The default fonts are different

Make a WPF button

<Button x:Name="button" Width="100" Height="25" Content="Button" Click="Button_Click"/>

and code behind:

private void Button_Click(object sender, RoutedEventArgs e)
{
    string msg = string.Format("Number of fonts: {1}{0}Font Family: {2}{0}Font Size: {3}",
        Environment.NewLine,
        button.FontFamily.FamilyNames.Values.Count.ToString(),
        button.FontFamily.FamilyNames.Values.First().ToString(),
        button.FontSize.ToString());

    MessageBox.Show(msg);
}

Run this on each operating system and you will see that the default fonts for XP and Windows7 are different.

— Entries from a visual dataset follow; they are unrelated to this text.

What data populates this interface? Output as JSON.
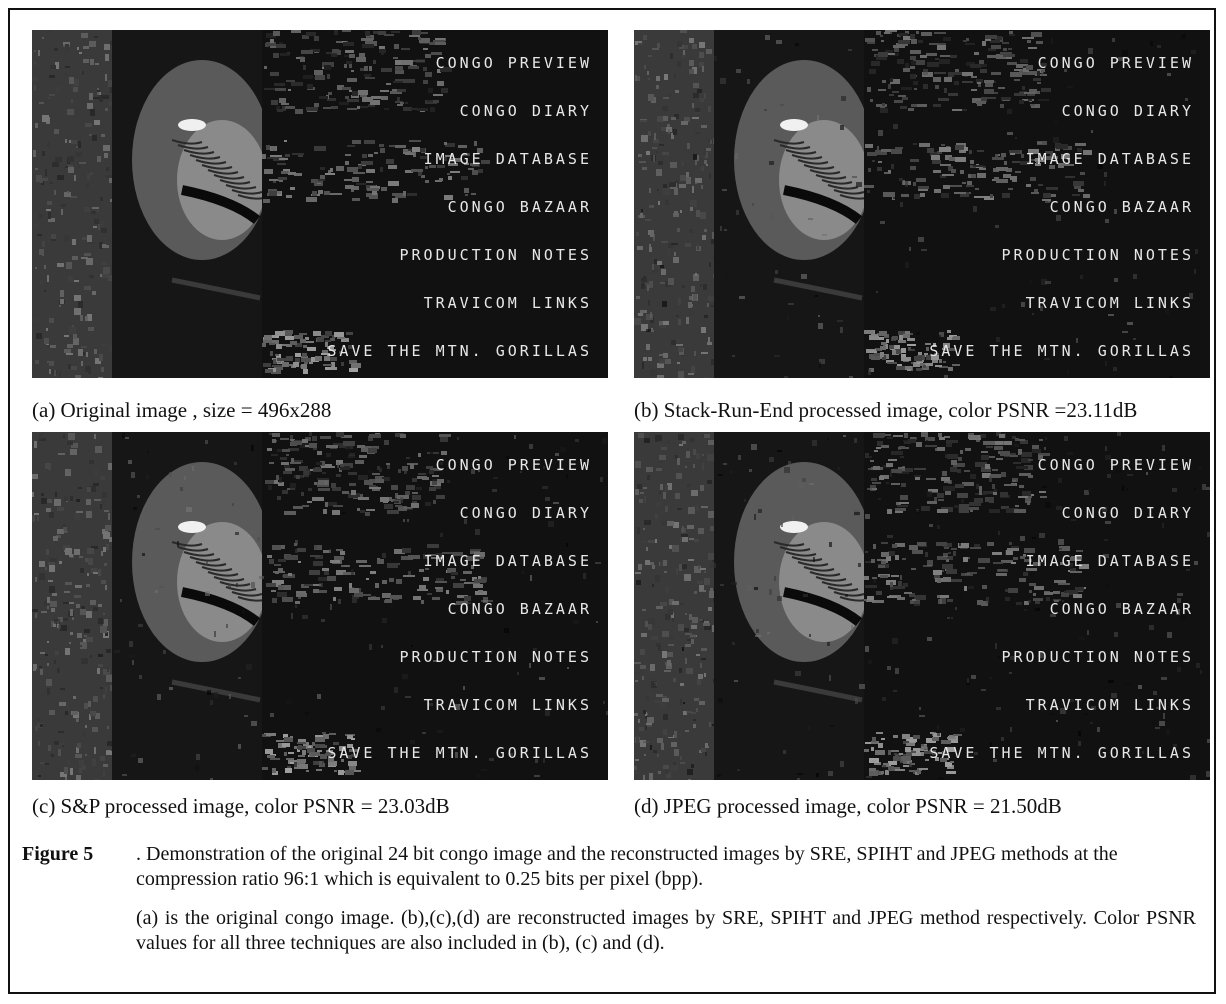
{
  "panels": [
    {
      "id": "a",
      "caption": "(a) Original image , size = 496x288",
      "noise": 0.0
    },
    {
      "id": "b",
      "caption": "(b) Stack-Run-End processed image, color PSNR =23.11dB",
      "noise": 0.4
    },
    {
      "id": "c",
      "caption": "(c) S&P processed image, color PSNR = 23.03dB",
      "noise": 0.5
    },
    {
      "id": "d",
      "caption": "(d) JPEG processed image, color PSNR = 21.50dB",
      "noise": 0.7
    }
  ],
  "menu_items": [
    "CONGO PREVIEW",
    "CONGO DIARY",
    "IMAGE DATABASE",
    "CONGO BAZAAR",
    "PRODUCTION NOTES",
    "TRAVICOM LINKS",
    "SAVE THE MTN. GORILLAS"
  ],
  "figure": {
    "label": "Figure 5",
    "text": ". Demonstration of the original 24 bit congo image and the reconstructed images by SRE, SPIHT and JPEG methods at the compression ratio 96:1 which is equivalent to 0.25 bits per pixel (bpp).",
    "para": "(a) is the original congo image. (b),(c),(d) are reconstructed images by SRE, SPIHT and JPEG method respectively. Color PSNR values for all three techniques are also included in (b), (c) and (d)."
  }
}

Default font for XP is “Tahoma” size 11

Default font for Windows 7 is “Segoe UI” size 12

Paul
+1  A: 

Took me about 3 hours to finally figure this out - after much detective work, but now it is pixel perfect !

Appears that WPF on XP and WPF on Windows 7 not only have different default font faces as well as a default font sizes.

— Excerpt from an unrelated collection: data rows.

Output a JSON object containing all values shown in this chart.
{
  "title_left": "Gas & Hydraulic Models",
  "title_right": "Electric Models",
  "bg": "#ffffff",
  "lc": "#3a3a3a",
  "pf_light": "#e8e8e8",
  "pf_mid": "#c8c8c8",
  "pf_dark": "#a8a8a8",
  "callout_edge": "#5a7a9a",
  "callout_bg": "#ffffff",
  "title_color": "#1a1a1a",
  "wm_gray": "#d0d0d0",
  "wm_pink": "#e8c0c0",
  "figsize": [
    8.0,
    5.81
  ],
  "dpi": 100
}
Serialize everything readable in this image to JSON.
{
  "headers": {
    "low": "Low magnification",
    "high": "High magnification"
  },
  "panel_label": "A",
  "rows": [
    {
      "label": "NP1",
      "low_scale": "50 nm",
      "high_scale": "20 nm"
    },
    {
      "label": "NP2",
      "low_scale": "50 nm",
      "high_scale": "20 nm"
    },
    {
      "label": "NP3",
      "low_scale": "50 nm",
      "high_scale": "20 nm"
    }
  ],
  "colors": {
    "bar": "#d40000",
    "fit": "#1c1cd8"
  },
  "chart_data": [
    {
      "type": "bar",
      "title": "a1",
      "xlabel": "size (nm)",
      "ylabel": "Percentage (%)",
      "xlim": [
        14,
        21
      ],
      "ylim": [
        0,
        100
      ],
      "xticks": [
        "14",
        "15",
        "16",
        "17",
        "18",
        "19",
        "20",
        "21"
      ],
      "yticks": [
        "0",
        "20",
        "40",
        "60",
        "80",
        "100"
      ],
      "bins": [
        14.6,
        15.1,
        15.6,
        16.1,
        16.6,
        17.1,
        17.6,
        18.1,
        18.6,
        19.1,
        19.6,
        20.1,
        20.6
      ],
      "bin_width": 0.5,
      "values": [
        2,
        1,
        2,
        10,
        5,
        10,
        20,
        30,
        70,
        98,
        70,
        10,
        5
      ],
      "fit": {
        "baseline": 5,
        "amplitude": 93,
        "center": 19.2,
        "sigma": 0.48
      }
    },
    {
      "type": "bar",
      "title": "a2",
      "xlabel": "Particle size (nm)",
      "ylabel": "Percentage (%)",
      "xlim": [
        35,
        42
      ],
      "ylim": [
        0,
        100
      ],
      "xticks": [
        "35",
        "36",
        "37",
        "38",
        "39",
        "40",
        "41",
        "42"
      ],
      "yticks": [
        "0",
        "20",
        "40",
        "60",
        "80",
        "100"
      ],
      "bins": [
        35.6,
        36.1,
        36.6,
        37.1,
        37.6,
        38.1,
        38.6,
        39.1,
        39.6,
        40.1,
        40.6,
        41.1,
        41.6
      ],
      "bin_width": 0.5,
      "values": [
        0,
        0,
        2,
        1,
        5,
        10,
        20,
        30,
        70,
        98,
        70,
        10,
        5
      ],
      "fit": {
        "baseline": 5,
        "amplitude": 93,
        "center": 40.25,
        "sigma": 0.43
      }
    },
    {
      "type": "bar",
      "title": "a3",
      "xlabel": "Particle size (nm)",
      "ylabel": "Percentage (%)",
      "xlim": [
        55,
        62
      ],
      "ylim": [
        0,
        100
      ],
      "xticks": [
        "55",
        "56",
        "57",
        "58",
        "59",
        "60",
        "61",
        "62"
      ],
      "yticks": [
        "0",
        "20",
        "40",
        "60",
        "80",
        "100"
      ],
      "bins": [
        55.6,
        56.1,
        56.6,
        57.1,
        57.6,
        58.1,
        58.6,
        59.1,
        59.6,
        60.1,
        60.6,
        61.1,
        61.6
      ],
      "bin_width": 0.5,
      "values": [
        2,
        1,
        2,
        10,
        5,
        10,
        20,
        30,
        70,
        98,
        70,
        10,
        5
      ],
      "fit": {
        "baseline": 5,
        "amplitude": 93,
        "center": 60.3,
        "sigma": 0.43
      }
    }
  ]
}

  • I had a problem where fonts were rendering differentl on XP from how they were on Windows 7. It was quite critical since the final output was the printer and they needed to be identical. It appeared initially that the problem was a difference in line spacing.
  • Yes - I had the same exact font installed on XP as I was using on Windows 7
  • Yes - I tried a very generic font (Arial) and still had the same problems.
  • Yes - Same DPI on both machines.
  • Yes - Same result whether in a VM (XP Mode) or on a real XP machine.

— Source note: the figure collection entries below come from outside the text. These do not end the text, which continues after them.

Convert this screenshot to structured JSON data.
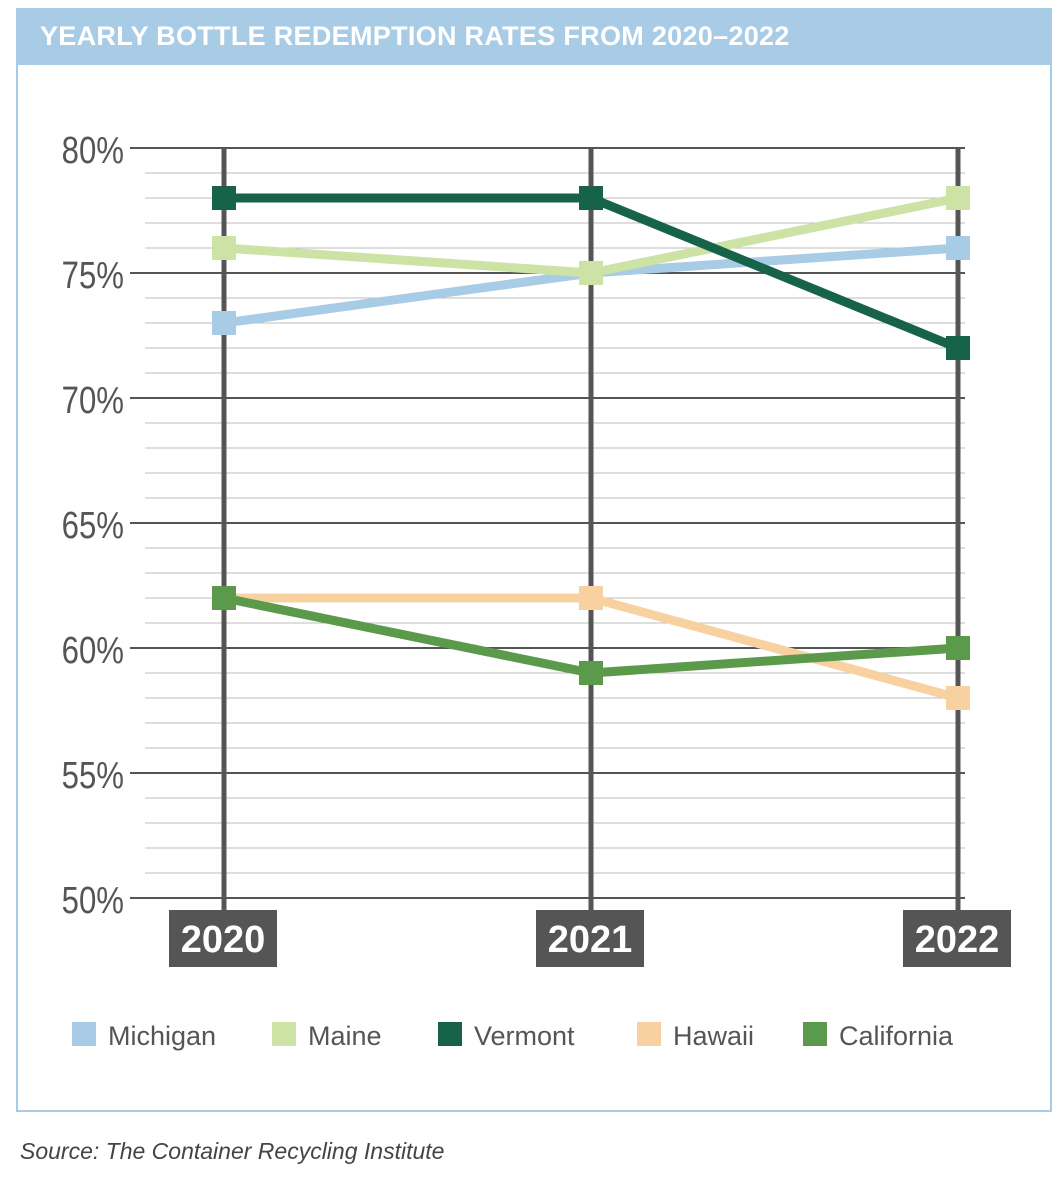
{
  "colors": {
    "frame": "#a9cce6",
    "grid_minor": "#bdbdbd",
    "grid_major": "#555555",
    "year_box": "#555555",
    "axis_text": "#555555"
  },
  "chart_data": {
    "type": "line",
    "title": "YEARLY BOTTLE REDEMPTION RATES FROM 2020–2022",
    "categories": [
      "2020",
      "2021",
      "2022"
    ],
    "ylim": [
      50,
      80
    ],
    "yticks": [
      80,
      75,
      70,
      65,
      60,
      55,
      50
    ],
    "ytick_labels": [
      "80%",
      "75%",
      "70%",
      "65%",
      "60%",
      "55%",
      "50%"
    ],
    "ytick_minor_step": 1,
    "grid": true,
    "legend_position": "bottom",
    "series": [
      {
        "name": "Michigan",
        "color": "#a9cce6",
        "values": [
          73,
          75,
          76
        ]
      },
      {
        "name": "Maine",
        "color": "#cde3a6",
        "values": [
          76,
          75,
          78
        ]
      },
      {
        "name": "Vermont",
        "color": "#17634a",
        "values": [
          78,
          78,
          72
        ]
      },
      {
        "name": "Hawaii",
        "color": "#f7d2a0",
        "values": [
          62,
          62,
          58
        ]
      },
      {
        "name": "California",
        "color": "#5a9a4a",
        "values": [
          62,
          59,
          60
        ]
      }
    ]
  },
  "source": {
    "label": "Source:",
    "text": "The Container Recycling Institute"
  }
}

Eventually I discovered that the fonts where I was specifying an explicit size looked identical on XP, and only the ones where I didn't specify an explicit size were they different.

So here's how I fixed it in my MainWindow.xaml - with a ContentControl to set a default size:

<Grid x:Name="LayoutRoot" Background="#FFDEDEDE" UseLayoutRounding="True">

    <ContentControl FontFamily="Segoe UI" FontSize="12">

         ... window contents ...

    </ContentControl>
</Grid>

Note: If you're using Blend you may need to enter FontSize="12" by hand. If you select it from the properties designer it will delete it because it thinks 12 is already the default!

Like I said my destination was the printer - so i had to do the same for the control being printed.

Now if anyone knows where else I can set this default font size please let me know - but now I have pixel perfect rendering on XP and Windows 7, and they differ only by the cleartype anti-aliasing differences.

Note: UseLayoutRounding is not part of my solution - but I always use it on my root control also.